I want to hold you so tenderly in my hands that you forget what it’s like to experience the feeling of pain. The thought that it could have ever been me to inflict such suffering is killing me before I believe I’ll get the chance to try. The destruction that I reigned was for my benefit. To keep myself alive. What fucking selfish creature could think that one person’s liberation could be worth the decimation of entire families—the circumstances of their demise be damned. Utilitarian number games run through my head as I count the bodies I willingly piled for my own satiation. Ones whose claws scraped through my clothing and screams shattered my ear drums. Ones who ripped those I loved limb from limb for minor transgressions one wouldn’t even be able to consider. All gone. For what? For my own survival? For one kid. For me. Just for me.

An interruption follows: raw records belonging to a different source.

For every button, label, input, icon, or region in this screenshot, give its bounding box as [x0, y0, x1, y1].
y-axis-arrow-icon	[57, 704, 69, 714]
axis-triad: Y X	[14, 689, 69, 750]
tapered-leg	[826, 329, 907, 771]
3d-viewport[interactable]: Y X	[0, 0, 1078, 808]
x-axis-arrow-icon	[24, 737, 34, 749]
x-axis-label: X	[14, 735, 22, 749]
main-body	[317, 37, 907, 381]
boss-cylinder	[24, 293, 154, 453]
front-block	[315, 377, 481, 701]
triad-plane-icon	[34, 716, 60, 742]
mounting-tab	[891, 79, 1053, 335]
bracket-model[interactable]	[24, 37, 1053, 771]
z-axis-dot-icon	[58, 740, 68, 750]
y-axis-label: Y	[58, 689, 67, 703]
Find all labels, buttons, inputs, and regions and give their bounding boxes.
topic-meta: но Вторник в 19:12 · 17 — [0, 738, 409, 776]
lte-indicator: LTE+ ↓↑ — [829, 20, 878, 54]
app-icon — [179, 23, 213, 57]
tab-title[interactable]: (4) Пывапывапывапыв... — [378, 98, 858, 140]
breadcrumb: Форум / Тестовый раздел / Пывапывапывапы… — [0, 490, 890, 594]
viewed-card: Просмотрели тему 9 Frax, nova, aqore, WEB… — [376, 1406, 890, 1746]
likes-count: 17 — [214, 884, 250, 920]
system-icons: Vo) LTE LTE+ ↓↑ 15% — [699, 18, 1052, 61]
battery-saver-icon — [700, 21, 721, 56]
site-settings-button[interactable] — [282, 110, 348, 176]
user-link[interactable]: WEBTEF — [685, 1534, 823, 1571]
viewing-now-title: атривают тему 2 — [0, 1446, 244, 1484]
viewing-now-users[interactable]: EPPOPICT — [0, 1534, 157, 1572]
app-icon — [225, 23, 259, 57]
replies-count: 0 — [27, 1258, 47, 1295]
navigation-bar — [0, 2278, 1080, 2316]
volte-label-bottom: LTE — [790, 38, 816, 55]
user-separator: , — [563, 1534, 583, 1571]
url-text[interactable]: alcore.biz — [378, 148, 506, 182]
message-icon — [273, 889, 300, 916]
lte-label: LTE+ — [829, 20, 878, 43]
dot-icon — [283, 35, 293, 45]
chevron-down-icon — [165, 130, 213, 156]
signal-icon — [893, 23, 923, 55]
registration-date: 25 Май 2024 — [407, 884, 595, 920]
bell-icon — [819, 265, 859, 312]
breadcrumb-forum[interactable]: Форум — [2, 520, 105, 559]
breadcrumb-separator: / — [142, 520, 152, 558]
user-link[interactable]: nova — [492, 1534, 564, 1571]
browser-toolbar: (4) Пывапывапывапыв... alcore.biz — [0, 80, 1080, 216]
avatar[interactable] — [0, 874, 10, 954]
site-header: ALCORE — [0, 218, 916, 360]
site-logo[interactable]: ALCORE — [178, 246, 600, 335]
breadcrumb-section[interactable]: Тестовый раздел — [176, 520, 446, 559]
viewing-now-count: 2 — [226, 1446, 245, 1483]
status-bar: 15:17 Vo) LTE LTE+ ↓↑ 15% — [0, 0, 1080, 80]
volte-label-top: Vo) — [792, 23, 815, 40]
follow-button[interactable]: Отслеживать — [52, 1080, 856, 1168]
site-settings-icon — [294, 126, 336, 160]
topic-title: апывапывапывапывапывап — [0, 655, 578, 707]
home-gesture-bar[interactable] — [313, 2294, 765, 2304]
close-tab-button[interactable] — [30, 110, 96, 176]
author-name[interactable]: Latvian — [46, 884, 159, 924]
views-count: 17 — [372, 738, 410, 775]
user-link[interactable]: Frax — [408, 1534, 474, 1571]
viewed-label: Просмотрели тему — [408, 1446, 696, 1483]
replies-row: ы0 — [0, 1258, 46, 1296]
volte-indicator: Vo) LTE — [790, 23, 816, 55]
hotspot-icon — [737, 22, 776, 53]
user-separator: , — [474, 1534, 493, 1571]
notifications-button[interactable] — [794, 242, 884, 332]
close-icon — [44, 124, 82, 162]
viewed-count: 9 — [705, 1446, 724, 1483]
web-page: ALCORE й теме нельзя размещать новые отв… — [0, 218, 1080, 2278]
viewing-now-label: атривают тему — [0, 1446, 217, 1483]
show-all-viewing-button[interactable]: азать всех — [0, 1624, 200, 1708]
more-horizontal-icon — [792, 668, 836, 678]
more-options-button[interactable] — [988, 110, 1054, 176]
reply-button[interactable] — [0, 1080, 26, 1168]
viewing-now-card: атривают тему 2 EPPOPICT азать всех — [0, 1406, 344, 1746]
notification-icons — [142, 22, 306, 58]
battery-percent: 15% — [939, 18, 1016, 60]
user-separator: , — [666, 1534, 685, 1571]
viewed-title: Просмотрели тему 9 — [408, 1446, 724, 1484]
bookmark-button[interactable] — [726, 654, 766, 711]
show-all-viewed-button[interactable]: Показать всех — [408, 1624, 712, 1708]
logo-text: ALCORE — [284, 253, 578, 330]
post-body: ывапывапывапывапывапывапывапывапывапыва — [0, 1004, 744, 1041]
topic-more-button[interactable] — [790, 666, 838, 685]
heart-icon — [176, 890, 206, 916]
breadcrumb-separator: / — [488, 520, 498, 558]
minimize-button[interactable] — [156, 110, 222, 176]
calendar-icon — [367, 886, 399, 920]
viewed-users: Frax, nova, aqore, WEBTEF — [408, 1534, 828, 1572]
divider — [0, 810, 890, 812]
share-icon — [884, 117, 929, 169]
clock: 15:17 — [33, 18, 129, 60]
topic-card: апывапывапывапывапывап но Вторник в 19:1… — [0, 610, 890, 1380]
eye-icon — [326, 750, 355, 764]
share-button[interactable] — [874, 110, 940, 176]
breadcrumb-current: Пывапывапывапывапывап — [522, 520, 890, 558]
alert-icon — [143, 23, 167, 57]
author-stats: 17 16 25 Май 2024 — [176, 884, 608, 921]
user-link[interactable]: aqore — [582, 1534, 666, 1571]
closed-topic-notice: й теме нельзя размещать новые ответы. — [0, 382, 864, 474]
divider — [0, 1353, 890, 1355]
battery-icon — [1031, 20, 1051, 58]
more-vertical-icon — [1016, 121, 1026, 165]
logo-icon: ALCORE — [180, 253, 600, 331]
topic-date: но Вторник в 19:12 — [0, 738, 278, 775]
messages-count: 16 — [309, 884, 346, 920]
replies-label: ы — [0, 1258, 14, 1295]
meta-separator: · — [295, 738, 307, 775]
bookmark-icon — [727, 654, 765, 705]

There is something on my face that makes people want to see me bleed, and I don’t know what it looks like—I only know what it looked like when I turned those same people into Gods with the holy blood they stole from me. You broke bread from my body one too many times—now I have none to eat myself and I’m wearing my ribs as jewels. God, are you watching now? I held onto my body thinking only about the way it would look hanging from the ceiling. I’ve gained my peace, but at what cost? Deservedness be as damned as they are; the feeling of sustaining another’s body at the cost of my own is a divine poison that I cannot describe to another and every moment that I am alive I want to be drunk or dead. Memories of people that I have left behind, left hanging, left hurting will never leave the screen that plays against my will behind my eyelids. How can I deal with what I’ve seen? How can I cope with becoming exactly what they made out of me?